No. The Second Circuit ruled that the DMCA “safe harbor” is inapplicable where a service provider is “willfully blind” of specific instances of infringement, as willful blindness is tantamount to knowledge. Here again, Judge Stanton determined that Viacom came up short. He wrote that the examples of willful blindness proffered by Viacom “give at most information that infringements were occurring with particular works, and occasional indications of promising areas to locate and remove them. The specific locations of infringements [i.e., the specific URLs of infringing videos, presumably] are not supplied: at most, an area of search is identified, and YouTube is left to find the infringing clip.” According to Judge Stanton, it does not matter that YouTube may have been able to readily locate infringing videos, as willful blindness does not equate to an affirmative duty to monitor and, under Section 512(m) of the DMCA, YouTube had no duty to “affirmatively seek[] facts indicating infringing activity.”

3. Did YouTube Have the “Right and Ability to Control” Infringements?

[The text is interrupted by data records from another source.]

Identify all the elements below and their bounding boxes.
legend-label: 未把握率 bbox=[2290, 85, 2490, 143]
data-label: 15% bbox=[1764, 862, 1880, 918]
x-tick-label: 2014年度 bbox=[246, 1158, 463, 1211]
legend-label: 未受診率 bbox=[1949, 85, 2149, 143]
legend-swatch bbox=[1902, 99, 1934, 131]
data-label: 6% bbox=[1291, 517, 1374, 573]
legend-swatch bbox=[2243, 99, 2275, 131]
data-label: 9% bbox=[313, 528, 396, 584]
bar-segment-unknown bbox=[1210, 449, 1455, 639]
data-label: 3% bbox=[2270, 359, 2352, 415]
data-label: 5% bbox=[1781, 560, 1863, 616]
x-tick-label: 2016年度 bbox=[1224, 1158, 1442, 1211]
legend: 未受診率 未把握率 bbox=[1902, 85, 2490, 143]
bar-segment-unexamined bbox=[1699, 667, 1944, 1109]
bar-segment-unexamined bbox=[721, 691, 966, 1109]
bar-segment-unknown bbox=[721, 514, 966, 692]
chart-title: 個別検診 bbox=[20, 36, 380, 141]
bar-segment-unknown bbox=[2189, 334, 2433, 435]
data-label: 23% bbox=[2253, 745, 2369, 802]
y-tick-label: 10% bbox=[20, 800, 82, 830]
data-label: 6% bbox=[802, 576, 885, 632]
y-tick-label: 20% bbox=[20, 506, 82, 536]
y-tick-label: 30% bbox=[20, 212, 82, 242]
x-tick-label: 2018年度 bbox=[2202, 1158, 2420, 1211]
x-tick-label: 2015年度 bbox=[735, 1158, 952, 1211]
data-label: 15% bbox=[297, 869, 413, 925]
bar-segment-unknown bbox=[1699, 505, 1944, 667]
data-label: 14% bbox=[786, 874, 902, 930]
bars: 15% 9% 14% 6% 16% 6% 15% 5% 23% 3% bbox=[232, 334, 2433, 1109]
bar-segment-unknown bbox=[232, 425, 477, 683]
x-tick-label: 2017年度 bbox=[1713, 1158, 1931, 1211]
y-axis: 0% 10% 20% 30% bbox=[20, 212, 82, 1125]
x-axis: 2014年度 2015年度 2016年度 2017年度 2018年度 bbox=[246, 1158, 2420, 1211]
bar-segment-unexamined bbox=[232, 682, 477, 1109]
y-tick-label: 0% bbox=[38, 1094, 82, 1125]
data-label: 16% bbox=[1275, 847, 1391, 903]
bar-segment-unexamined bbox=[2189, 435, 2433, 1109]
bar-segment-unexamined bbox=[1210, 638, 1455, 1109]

No. Under the DMCA, a service provider loses “safe harbor” protection where it financially benefits from infringing conduct which it has the “right and ability to control,” regardless of whether knowledge of infringement exists. According to the Second Circuit, Viacom needed to show that YouTube had “something more” than the ordinary power to remove or block access to material posted on its website. Judge Stanton interpreted this as requiring Viacom to show that YouTube had influenced or participated in the infringement, i.e., by having “high levels of control over activities of users” (e.g., by pre-screening or editing user content) or engaging in “purposeful conduct” that actively encouraged infringement. “[K]nowledge of the prevalence of infringing activity, and welcoming it,” according to Judge Stanton, “does not itself forfeit the safe harbor.”

The court found that the only evidence that YouTube may have pointed users to infringing videos was that two of the clips-in-suit were highlighted on its homepage. However, he determined that “no reasonable jury could conclude from that evidence that YouTube participated in its users’ infringing activities” in these two cases. One of the two clips was featured at the request of the creators of a work contained within the clip and the other was a promotional video of a comedy group featured at the request of the group’s manager. Judge Stanton summarized his conclusion as follows: “There is no evidence that YouTube induced its users to submit infringing videos, provided users with detailed instructions about what content to upload or edited their content, prescreened submissions for quality, steered users to infringing videos, or otherwise interacted with infringing users to a point where it might be said to have participated in their infringing activity.”

The Takeaway

The court was very reluctant to hold the service provider liable for hosting infringing material stored at the direction of users. According to the court, a service provider must have actual knowledge or be willfully blind of “the specific locations of infringements” to lose the DMCA “safe harbor” from copyright infringement liability. Essentially, a service provider must actually know (or be aware of facts and circumstances) that indicate that a video located at a specific URL is infringing. Anything short of this is apparently insufficient to strip a service provider of its DMCA protection.

Viacom has indicated it will appeal the case again to the Second Circuit.